Home Woodworking News Sam Maloof Dead at 93

Sam Maloof Dead at 93

Sam Maloof dies at 93

Sam Maloof

James Erin de Jauregui/For the LA Times

Sam and Beverly Maloof at the Maloof Foundation gardens.

Sam Maloof, a designer and woodworker whose furniture was initially prized for its simplicity and practicality by Southern Californian homeowners in the 1950s and later valued for its beauty and timelessness by collectors, museum curators and U.S. presidents, has died. He was 93. Died, May 21, 2009

Maloof died Thursday at his home in the Alta Loma section of Rancho Cucamonga, his longtime business manager Roz Bock confirmed. No further details were given.

  • Sam Maloof
Maloof, whose career began six decades ago just as the American modernism movement was becoming popular, put usefulness before artistry and turned down multimillion-dollar offers to mass-produce his original designs. He worked out of his home workshop, shaping hardwood, one part at a time, into rocking chairs, cradles and hutches that were shorn of unnecessary adornments.

Even after Maloof was recognized as an influential pioneer of contemporary California decor, and even as his furniture was reselling for 100 times its original price, Maloof referred to himself simply as a "woodworker."
 
Instead of following plans, he matched an image in his head. He refined the shape with hand tools to make the finished piece of furniture comfortable, functional and beautiful. He carefully considered the appearance of every angle of the piece, even chair backs and cabinet interiors, as well as grain pattern and his innovative joinery.


Pieces were assembled without nails or metal hardware. Even hinges and underbracing were wood. Once, to test the strength of the joints for a set of chairs, he made a prototype and dropped it from the roof of his garage onto his driveway. The joints survived.

He didn't believe in keeping trade secrets and was eager to share knowledge earned through trial and error to save what he called "a struggling craftsman" hours of frustration. He turned his 1983 autobiography, "Sam Maloof: Woodworker," into a how-to book with more than 300 photographs. It was followed by a popular instructional video, "Sam Maloof: Woodworking Profile," by Taunton Press, which also publishes Fine Woodworking magazine.

He never wavered from his contemporary design, even when wood furniture lost favor in the plastic-and-chrome 1960s, '70s and '80s.

He said the coldness of factory-made furniture could not compare in warmth and character to wood that a craftsman worked on from start to finish.

Maloof became a furniture maker out of necessity. The newlyweds didn't have money to furnish their first small house in Ontario, so Maloof designed and built an efficient room divider with an attached table and benches. He used discarded fir plywood and oak shipping crates and borrowed tools. Soon friends asked for copies of his no-frills furniture.
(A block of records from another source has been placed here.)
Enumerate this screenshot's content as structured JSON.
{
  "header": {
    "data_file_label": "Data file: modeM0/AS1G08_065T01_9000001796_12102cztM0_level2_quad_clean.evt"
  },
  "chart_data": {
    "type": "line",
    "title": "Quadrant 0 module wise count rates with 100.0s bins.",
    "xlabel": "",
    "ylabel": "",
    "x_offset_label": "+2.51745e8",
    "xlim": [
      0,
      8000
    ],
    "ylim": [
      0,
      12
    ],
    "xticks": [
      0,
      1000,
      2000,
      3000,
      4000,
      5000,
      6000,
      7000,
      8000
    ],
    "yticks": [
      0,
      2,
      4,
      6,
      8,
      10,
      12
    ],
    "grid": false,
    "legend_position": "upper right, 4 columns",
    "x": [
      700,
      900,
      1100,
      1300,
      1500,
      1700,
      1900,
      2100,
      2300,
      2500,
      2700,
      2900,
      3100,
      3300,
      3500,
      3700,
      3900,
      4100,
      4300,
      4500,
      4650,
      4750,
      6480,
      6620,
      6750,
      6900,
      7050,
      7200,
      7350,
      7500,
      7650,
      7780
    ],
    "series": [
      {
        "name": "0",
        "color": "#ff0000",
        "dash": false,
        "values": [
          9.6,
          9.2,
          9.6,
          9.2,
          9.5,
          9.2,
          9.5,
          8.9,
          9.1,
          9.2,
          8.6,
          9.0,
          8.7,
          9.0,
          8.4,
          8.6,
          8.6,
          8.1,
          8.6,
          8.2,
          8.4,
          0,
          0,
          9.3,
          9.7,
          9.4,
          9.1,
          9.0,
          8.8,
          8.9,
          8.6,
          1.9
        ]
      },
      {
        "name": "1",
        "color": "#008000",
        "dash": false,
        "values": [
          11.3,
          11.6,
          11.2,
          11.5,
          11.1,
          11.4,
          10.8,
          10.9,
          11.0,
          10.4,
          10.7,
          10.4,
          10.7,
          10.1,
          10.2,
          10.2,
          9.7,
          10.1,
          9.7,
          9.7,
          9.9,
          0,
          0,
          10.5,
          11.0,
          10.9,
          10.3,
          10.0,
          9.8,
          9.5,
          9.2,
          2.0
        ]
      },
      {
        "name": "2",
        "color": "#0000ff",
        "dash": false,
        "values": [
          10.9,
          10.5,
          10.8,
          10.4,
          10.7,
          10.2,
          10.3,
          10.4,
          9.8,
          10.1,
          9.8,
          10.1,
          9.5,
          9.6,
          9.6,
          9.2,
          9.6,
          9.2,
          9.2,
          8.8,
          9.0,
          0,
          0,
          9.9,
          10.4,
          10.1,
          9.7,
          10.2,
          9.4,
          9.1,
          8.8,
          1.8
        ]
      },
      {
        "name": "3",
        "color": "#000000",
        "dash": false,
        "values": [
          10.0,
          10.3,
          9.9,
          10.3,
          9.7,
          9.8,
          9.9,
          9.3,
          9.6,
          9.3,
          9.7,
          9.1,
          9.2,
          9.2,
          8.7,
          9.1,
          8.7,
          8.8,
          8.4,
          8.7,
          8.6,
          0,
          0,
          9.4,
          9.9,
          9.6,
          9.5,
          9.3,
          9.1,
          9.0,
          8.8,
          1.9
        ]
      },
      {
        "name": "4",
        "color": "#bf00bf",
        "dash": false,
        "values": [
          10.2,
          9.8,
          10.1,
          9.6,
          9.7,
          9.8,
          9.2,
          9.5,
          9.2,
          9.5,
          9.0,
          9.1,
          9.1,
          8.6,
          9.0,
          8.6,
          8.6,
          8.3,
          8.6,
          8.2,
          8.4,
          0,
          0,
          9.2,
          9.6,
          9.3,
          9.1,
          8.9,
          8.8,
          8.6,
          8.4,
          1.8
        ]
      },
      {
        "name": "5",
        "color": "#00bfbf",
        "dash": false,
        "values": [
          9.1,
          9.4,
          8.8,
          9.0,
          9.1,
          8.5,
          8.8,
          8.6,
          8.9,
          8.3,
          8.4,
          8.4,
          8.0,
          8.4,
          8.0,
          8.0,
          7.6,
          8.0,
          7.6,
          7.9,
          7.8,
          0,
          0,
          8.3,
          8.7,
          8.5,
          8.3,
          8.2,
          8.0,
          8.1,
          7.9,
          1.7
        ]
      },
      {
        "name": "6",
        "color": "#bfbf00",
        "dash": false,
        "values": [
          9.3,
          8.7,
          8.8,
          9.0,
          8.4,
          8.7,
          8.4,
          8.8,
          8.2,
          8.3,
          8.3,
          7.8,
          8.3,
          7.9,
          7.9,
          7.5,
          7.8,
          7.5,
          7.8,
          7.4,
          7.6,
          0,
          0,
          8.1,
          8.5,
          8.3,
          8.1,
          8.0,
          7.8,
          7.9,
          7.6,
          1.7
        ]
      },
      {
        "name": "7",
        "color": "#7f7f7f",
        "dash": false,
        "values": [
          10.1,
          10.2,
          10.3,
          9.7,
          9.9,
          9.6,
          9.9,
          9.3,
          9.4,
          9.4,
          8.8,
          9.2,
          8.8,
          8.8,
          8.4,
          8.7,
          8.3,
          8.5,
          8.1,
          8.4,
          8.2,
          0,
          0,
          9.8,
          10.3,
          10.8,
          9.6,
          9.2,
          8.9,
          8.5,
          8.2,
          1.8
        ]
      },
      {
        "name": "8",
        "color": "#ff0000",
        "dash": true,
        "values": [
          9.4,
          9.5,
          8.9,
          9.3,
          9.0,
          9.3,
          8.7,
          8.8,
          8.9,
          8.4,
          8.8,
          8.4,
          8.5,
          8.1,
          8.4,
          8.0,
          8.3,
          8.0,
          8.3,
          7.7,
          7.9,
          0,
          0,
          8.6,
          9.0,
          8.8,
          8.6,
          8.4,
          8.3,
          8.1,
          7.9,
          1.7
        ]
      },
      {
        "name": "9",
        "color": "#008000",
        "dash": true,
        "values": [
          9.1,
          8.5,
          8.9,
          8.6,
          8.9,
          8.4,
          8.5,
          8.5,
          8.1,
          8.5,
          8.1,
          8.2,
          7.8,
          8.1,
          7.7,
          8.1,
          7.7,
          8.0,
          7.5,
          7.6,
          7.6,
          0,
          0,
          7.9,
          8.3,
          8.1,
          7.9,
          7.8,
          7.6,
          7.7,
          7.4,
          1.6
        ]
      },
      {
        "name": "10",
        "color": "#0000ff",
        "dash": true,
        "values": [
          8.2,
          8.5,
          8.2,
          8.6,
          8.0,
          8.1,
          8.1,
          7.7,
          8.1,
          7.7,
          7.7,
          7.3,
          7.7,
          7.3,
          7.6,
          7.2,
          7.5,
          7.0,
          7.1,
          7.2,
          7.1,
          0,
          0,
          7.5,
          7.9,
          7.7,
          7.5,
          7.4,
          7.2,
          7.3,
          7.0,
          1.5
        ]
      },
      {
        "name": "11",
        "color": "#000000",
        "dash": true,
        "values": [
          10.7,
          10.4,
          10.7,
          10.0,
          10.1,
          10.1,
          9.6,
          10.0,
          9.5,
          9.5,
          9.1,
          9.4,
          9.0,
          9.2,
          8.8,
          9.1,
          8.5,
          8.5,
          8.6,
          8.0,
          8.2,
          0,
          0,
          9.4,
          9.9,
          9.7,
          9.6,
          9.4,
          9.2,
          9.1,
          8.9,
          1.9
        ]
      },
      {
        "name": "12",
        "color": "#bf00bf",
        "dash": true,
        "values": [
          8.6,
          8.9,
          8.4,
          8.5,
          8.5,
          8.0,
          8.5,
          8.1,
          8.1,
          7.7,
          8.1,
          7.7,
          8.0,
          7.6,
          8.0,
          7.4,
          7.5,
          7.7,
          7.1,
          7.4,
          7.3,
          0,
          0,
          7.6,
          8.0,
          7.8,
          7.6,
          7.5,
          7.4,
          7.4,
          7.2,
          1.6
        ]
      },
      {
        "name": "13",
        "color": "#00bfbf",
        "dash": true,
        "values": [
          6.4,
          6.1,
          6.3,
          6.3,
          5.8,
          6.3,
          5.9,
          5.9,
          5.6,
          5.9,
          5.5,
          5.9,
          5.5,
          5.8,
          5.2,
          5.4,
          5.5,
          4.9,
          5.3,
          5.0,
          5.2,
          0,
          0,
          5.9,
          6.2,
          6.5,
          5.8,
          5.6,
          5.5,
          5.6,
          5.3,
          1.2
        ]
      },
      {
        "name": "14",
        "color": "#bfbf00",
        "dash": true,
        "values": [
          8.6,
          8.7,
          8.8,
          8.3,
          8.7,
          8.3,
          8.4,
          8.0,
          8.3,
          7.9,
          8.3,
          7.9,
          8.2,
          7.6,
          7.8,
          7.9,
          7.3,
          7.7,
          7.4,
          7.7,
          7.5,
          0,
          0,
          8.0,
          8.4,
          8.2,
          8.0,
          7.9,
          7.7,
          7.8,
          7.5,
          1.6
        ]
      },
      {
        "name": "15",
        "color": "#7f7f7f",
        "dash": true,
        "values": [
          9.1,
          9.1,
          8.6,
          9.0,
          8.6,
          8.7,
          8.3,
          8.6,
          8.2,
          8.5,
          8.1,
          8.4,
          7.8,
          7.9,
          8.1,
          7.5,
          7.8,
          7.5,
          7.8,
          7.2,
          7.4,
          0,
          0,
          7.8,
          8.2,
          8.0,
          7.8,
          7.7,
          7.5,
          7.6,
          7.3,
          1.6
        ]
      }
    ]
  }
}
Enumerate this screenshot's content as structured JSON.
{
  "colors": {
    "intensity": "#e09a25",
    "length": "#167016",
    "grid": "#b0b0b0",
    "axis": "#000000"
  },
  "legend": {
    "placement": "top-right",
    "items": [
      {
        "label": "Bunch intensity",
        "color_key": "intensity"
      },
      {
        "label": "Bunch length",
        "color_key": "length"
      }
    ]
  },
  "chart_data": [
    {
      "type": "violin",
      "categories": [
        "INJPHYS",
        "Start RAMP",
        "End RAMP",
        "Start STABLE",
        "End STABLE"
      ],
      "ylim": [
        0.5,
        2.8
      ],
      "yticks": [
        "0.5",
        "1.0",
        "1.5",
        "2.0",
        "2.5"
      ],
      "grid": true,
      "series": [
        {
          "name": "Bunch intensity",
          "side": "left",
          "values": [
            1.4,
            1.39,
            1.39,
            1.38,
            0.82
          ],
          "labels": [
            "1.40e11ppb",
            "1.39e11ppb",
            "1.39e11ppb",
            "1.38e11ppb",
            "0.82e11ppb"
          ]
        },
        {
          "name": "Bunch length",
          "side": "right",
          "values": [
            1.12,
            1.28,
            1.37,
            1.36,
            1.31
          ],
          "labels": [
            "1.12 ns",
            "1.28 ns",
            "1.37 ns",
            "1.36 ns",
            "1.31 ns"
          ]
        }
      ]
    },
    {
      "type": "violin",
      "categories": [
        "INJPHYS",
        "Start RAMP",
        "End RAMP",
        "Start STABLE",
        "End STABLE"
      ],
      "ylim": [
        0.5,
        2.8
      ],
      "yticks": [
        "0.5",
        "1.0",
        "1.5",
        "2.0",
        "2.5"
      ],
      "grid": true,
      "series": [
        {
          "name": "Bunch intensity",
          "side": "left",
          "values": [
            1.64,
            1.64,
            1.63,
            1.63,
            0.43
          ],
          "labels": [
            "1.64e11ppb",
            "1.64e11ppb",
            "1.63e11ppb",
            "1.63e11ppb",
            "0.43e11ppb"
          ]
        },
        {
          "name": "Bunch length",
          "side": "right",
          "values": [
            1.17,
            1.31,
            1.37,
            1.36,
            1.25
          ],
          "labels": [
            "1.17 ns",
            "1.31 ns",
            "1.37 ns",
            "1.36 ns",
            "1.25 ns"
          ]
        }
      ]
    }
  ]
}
Within two years of being self-employed, Better Homes and Gardens published photographs and plans of Maloof's furniture to show readers how to decorate economically.

He was described by the Smithsonian Institution as "America's most renowned contemporary furniture craftsman" and People magazine dubbed him "The Hemingway of Hardwood." But his business card always said "woodworker."